Tesla should always be at the top of the list of EV stocks. After all, the company is helping the world rely much more on sustainable energy by selling electric cars. Tesla, in fact, has the largest market share in the electric car segment in the United States. The EV market in the US is largely dominated by Tesla’s Model 3.

Tesla has made sure that electric cars are now available for the masses and not just the affluent. The EV maker had already seen its shares jump a whopping 629% in the year-to-date period, easily outpacing the Zacks Automotive – Domestic industry’s increase of 224.7%. What’s more, Tesla’s expected earnings growth for the next year is still a healthy 60.1%. The Zacks Consensus Estimate for its next year earnings also increased 16.7% over the past 60 days. Tesla currently has a Zacks Rank #3 (Hold). You can see the complete list of today’s Zacks #1 Rank stocks here.

Another big player in the EV market is General Motors. The company is looking to catch up with Tesla in the EV segment and is expected to increase its production of electric cars as soon as possible.

Across the globe, General Motors now aims to launch more than 30 new electric vehicles by 2025, and the company’s CEO Mary Barra said that the company is willing to spend a staggering $27 billion on such vehicles, as quoted in THEVERGE article.

Shares of the auto manufacturer have advanced 32.7% over the past three-month period, outperforming the Zacks Automotive – Domestic industry’s rise of 31.3%. Additionally, the company’s expected earnings growth rate for the next year is 26.1%. The Zacks Consensus Estimate for its next-year earnings has also moved up 26.4% over the past 60 days. General Motors presently has a Zacks Rank #1 (Strong Buy).
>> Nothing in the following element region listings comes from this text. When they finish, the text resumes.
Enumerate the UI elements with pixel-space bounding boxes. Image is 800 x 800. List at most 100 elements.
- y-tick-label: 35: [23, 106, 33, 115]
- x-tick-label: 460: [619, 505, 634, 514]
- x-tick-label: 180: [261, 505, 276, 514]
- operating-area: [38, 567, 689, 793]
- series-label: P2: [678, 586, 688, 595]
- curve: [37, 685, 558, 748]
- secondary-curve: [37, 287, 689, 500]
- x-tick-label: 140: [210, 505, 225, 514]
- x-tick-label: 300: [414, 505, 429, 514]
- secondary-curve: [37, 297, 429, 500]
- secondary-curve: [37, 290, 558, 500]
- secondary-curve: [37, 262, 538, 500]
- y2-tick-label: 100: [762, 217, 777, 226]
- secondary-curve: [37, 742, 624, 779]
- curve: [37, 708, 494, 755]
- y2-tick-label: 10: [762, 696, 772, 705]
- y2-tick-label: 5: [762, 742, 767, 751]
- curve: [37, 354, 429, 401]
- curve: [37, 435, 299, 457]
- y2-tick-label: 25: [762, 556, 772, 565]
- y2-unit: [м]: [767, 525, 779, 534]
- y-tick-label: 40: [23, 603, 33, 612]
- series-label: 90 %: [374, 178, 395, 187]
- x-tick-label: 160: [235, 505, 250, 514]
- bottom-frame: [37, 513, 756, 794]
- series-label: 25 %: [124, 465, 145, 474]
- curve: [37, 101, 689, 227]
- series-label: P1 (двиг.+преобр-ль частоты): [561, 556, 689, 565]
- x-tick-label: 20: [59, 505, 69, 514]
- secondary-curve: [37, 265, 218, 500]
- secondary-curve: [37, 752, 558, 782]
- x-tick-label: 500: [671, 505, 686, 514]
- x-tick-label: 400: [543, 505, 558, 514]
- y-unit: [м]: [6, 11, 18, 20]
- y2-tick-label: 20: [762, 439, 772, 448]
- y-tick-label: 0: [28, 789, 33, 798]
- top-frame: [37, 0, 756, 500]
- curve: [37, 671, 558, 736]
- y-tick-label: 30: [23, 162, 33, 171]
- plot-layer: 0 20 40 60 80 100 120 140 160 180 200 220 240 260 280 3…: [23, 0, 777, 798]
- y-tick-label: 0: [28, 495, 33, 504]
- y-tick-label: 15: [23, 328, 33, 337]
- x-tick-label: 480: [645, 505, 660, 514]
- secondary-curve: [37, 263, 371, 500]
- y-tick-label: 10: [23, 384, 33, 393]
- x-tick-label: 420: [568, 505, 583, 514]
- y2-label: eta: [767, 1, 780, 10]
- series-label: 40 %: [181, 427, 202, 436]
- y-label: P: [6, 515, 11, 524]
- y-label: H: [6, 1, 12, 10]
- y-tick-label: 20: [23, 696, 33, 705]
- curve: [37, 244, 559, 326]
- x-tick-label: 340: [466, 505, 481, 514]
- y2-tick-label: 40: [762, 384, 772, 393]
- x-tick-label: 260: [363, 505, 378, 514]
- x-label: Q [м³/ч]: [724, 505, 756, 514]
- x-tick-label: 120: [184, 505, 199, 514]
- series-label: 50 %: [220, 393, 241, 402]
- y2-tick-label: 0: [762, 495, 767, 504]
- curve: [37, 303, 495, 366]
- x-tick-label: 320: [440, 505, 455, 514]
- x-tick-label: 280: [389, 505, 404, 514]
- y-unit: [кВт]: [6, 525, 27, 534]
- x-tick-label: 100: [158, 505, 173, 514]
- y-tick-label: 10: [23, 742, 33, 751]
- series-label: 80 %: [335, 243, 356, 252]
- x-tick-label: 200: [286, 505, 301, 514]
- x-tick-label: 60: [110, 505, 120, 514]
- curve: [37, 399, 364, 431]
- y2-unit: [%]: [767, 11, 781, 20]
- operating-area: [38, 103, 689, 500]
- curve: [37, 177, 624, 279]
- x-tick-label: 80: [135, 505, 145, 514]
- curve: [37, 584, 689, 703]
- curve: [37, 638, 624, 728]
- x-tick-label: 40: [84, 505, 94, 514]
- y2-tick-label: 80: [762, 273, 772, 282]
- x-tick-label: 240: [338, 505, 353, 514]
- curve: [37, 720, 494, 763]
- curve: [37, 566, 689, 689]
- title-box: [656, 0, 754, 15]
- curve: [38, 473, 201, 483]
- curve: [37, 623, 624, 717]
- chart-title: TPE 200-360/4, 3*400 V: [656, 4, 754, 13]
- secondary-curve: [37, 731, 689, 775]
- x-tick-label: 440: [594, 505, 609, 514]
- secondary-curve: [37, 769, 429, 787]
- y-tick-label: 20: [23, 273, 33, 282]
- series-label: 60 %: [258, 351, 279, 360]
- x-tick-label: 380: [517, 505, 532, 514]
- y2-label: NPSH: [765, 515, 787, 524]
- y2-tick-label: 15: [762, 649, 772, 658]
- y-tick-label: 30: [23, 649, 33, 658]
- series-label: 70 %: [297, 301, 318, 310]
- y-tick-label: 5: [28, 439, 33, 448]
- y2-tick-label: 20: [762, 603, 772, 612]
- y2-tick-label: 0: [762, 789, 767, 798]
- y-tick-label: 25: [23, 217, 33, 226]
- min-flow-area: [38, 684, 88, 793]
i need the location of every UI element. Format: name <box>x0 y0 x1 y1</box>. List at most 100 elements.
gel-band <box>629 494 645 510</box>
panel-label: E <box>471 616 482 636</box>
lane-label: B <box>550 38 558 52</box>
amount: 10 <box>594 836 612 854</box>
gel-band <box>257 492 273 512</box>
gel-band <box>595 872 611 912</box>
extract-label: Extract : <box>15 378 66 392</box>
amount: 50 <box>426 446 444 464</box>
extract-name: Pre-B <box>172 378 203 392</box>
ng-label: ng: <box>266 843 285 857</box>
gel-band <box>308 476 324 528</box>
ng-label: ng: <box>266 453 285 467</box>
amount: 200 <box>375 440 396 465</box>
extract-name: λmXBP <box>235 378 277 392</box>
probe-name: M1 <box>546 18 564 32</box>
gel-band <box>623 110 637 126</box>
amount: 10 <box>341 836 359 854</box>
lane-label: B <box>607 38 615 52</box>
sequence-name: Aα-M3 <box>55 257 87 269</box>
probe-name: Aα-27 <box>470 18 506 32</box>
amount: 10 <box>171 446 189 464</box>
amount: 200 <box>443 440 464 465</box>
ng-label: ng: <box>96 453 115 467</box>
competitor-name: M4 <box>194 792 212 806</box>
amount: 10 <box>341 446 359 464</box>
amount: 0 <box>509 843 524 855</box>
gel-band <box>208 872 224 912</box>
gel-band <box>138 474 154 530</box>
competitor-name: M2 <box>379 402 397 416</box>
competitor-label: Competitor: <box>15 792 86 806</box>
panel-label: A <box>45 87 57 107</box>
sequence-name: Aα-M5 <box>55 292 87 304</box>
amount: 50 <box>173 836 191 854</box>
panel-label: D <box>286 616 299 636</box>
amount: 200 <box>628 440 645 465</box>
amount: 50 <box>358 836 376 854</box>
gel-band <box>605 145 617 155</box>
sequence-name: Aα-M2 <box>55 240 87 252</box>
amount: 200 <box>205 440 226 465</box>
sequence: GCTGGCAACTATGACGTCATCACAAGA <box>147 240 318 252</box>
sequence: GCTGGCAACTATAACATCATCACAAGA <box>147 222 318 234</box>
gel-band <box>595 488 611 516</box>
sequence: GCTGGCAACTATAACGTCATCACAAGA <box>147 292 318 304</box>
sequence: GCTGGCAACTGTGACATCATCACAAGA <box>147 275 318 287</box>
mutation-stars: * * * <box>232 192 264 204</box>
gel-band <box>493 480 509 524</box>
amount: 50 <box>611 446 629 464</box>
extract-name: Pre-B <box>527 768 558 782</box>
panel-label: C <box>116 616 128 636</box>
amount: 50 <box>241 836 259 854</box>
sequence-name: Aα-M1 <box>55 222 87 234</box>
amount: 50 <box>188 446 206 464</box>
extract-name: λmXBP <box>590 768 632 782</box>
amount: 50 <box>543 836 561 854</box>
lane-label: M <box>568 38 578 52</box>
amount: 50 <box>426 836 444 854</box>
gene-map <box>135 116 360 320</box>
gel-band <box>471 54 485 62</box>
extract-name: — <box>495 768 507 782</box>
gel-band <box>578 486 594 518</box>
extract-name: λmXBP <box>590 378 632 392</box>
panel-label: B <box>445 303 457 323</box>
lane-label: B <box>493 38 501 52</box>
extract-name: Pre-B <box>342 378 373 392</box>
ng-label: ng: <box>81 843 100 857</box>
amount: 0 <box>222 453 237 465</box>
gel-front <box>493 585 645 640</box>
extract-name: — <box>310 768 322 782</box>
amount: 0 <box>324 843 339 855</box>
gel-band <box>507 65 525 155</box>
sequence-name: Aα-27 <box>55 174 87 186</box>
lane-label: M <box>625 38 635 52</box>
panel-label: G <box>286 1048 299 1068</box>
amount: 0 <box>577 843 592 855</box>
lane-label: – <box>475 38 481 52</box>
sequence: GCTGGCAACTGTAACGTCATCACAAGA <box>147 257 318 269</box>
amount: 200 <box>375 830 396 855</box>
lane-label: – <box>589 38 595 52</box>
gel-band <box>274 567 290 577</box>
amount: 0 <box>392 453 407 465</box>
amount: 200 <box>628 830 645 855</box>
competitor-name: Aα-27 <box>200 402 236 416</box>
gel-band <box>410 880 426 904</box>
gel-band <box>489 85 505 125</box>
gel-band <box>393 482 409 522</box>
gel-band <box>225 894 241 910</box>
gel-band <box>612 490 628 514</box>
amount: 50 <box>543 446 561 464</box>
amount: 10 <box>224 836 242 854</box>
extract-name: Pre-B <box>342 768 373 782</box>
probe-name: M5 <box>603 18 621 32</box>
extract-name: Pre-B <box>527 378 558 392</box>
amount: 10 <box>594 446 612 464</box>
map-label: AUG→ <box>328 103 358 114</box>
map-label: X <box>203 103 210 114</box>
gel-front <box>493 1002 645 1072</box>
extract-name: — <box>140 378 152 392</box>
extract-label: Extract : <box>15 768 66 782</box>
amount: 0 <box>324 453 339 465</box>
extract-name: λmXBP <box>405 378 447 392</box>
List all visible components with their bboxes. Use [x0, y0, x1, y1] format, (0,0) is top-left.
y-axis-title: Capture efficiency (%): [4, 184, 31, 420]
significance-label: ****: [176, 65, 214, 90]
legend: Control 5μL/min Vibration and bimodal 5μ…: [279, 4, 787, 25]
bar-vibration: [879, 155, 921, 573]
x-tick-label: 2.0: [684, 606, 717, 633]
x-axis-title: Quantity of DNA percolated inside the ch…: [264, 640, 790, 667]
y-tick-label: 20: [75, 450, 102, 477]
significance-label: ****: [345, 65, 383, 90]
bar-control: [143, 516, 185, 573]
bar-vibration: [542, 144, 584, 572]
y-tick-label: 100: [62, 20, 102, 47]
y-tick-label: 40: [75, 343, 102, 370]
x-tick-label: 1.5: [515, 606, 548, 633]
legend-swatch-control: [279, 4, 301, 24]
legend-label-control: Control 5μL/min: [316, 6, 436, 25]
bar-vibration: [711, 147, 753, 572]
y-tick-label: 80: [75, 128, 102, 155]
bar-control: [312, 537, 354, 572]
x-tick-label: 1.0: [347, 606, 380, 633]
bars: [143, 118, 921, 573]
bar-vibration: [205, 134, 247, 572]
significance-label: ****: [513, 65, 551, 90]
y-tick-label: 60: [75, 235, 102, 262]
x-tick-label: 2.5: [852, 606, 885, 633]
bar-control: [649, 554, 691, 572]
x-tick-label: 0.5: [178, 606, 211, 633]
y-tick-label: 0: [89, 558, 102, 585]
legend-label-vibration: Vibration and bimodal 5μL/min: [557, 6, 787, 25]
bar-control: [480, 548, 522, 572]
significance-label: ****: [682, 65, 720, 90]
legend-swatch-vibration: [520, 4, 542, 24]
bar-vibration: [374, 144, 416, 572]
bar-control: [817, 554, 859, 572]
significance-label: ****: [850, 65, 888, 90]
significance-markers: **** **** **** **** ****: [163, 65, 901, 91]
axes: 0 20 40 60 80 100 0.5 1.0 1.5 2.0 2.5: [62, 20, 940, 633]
Lastly, Toyota Motor is joining the EV market and has plans to unveil an electric SUV in Europe in the near term. Toyota is aiming to launch its EV to meet customers’ needs. Shares of the Japanese automaker have risen 4.8% over the past month versus the Zacks Automotive – Foreign industry’s increase of 1.8%.

The company’s expected earnings growth rate for the next year is 32.3%. The Zacks Consensus Estimate for its next-year earnings has also climbed 15.8% over the past 60 days. Toyota Motor currently has a Zacks Rank #1.